The British-Rwandan partnership also perpetuates old slurs by discrediting Channel crossers as purely economic migrants who somehow forfeit their right to a fair assessment. Human Rights Watch UK’s Emilie McDonnell debunks this myth by pointing to Home Office data and information collected through freedom of information laws 61% of migrants those traveling by boat are likely to remain in the UK after applying for asylum. the refugee council, in an analysis of channel crossings and asylum outcomes between January 2020 and June 2021, found that 91% of those who made the trip came from 10 countries where human rights violations are recognized as widespread.
Refugees and asylum seekers are the stuff of political value that, like stocks, rises and falls depending on the government of the day.
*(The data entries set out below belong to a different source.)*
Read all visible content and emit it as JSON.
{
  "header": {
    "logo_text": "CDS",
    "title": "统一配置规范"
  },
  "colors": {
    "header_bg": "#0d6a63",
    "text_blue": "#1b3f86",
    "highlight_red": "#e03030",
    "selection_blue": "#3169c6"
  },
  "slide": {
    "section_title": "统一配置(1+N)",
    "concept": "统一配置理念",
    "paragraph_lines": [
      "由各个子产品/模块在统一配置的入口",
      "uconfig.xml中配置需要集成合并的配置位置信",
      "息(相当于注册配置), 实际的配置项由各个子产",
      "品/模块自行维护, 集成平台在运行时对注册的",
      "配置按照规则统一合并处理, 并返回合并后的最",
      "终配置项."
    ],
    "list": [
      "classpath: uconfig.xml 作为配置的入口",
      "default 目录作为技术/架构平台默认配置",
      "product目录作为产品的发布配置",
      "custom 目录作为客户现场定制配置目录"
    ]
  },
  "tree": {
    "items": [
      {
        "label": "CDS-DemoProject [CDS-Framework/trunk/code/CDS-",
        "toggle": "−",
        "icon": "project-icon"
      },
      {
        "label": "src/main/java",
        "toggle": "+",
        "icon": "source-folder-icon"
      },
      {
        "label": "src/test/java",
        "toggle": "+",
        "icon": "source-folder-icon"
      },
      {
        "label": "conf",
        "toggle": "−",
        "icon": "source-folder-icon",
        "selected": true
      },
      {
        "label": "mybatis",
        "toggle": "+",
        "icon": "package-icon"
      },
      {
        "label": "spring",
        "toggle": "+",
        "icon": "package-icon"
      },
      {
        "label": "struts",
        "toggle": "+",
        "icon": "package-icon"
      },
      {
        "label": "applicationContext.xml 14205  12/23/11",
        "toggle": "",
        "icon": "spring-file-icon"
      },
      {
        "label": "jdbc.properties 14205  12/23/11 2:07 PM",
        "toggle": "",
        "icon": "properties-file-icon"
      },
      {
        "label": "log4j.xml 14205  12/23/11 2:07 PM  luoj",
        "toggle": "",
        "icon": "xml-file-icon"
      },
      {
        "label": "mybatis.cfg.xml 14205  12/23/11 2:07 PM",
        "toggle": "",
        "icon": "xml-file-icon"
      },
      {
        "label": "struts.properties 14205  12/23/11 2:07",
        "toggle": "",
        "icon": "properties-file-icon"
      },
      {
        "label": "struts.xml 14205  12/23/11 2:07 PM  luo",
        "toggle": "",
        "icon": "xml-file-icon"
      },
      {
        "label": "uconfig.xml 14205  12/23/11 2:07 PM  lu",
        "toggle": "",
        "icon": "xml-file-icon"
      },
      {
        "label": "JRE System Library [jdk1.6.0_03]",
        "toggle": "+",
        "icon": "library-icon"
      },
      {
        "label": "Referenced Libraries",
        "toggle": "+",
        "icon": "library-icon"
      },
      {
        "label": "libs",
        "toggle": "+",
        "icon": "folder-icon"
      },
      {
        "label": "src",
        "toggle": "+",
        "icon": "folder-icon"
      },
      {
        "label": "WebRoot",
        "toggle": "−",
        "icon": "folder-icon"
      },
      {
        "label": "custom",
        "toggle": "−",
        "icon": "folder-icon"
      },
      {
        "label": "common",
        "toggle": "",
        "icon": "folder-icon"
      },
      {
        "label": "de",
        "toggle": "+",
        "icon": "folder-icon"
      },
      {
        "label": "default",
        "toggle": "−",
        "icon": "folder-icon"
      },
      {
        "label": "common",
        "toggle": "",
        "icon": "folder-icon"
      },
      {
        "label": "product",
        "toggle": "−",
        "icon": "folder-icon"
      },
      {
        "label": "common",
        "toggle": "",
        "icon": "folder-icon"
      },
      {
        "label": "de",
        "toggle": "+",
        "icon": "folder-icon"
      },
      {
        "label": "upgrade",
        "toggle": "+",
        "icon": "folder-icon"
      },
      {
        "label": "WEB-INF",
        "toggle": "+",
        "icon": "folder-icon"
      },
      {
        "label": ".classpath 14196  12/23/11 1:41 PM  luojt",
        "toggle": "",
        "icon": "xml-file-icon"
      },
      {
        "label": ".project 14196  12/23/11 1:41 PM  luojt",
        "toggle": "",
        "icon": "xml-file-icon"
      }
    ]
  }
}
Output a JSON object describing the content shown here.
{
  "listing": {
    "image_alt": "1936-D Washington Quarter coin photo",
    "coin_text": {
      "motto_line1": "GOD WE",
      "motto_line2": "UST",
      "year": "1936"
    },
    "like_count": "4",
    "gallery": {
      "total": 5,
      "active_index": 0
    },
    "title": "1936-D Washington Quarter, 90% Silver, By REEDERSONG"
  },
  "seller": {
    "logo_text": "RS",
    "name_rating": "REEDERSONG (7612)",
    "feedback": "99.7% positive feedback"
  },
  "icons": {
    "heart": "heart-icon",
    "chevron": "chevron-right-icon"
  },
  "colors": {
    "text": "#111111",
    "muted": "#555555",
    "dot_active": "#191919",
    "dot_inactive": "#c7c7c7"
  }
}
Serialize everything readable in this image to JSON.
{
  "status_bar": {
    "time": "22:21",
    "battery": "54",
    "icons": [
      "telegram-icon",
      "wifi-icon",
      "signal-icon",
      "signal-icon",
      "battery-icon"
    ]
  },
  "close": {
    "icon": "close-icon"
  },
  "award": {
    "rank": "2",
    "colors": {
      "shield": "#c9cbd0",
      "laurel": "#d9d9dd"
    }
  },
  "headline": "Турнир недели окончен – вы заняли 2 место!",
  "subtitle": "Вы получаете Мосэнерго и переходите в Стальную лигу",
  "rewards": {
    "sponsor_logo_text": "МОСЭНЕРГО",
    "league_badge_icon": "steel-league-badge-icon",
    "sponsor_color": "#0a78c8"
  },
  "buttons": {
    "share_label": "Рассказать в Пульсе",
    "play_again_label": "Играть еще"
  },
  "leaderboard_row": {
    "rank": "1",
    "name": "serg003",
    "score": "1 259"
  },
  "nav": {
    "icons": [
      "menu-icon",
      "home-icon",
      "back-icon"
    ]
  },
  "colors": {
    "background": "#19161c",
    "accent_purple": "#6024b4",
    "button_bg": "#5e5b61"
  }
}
For Johnson, the deal with Rwanda was also a chance to give newspaper columns and an angry blogosphere another topic of conversation. “Send refugees to Rwanda” claims The Mirror “is the political equivalent of a distraction break-in, only less subtle and infinitely more criminal.”
The event in question, which supposedly justified this heinous distraction, was serious enough. Johnson, along with his wife Carrie and British Chancellor Rishi Sunak, were found to have flouted the government’s COVID-19 emergency laws and were fined by police. This is already written in the history books as the “Partygate affair,” which involved a series of social events run by staff while the rest of the country was under tight lockdown restrictions. The same history books will also point out that the Prime Minister and the Chancellor are both pioneers face penalties ordered by the police.
Johnson’s own blotting took place on 19 June 2020 while he was holding a birthday party in the Cabinet Room at 10 Downing Street. “In all openness then” he argued“It never occurred to me that this could have been a violation of the rules.” With such a perspective on legality and violations, the agreement with Rwanda seems a logical complement, disregarding human rights, an affront to dignity, a potential danger to life and as a violation of international refugee law.